Sigh ...
Congratulations to you for your "big words."
Stare decisis (Latin for "the decision stands") is indeed a short hand way of expressing the principle that courts should follow case law precedent. It is "binding" precedent when the prior court opinion is from a higher court within the same state, circuit or (in the case of the U.S. Supreme Court) country. Otherwise, it is "persuasive authority" (i.e., non-binding precedent).
One thing you overlooked, however, is that a prior court opinion has precedential value only to the extent that the facts of the prior case are similar to those of the case under consideration. If a case has very similar (verging on the same) set of facts, it is said to be "on all fours with" the case under consideration.
You cited
Dred Scott v. Sanford as form of precedent for the birthright citizenship case currently pending in the U.S. Supreme Court, noting (correctly) that its holding (that black slaves were not U.S. citizens even though born in this country) gave impetus to the adoption of the 14th Amendment. But, unfortunately for you, nothing in the 14th Amendment states that its effect is limited to former slaves. Its phraseology is far more general than that.
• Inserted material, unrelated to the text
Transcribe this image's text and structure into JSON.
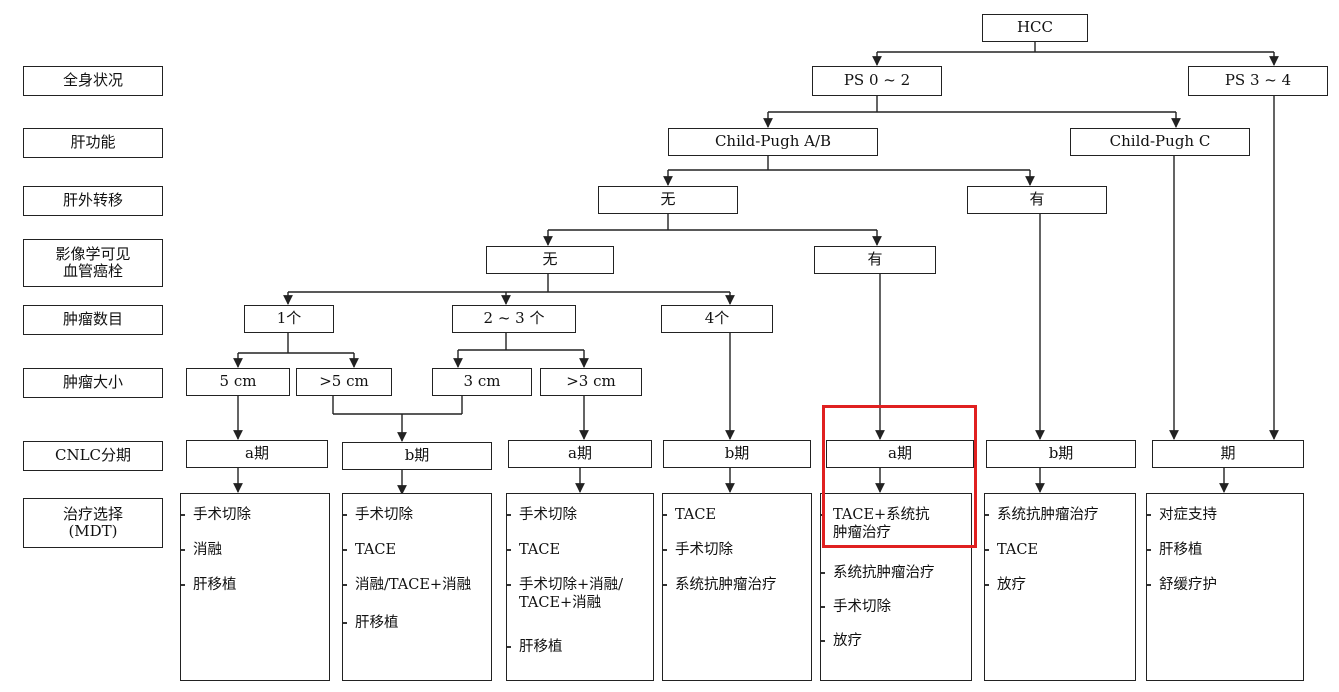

If you wanted to cite a case which is much closer to being on all fours with the current birthright citizenship case, you would have cited the U.S. Supreme Court case of
United States v. Wong Kim Ark 169 U.S. 649 (1898), in which the Court held that birthright citizenship is guaranteed by the 14th Amendment for children born in the U.S. to foreign-born parents, upholding
jus soli (citizenship by birth). This ruling confirmed that nearly all children born on U.S. soil are citizens, regardless of their parents' status. THAT is the case that the current Supreme Court will need to either overrule or somehow distinguish if it decides to limit birthright citizenship.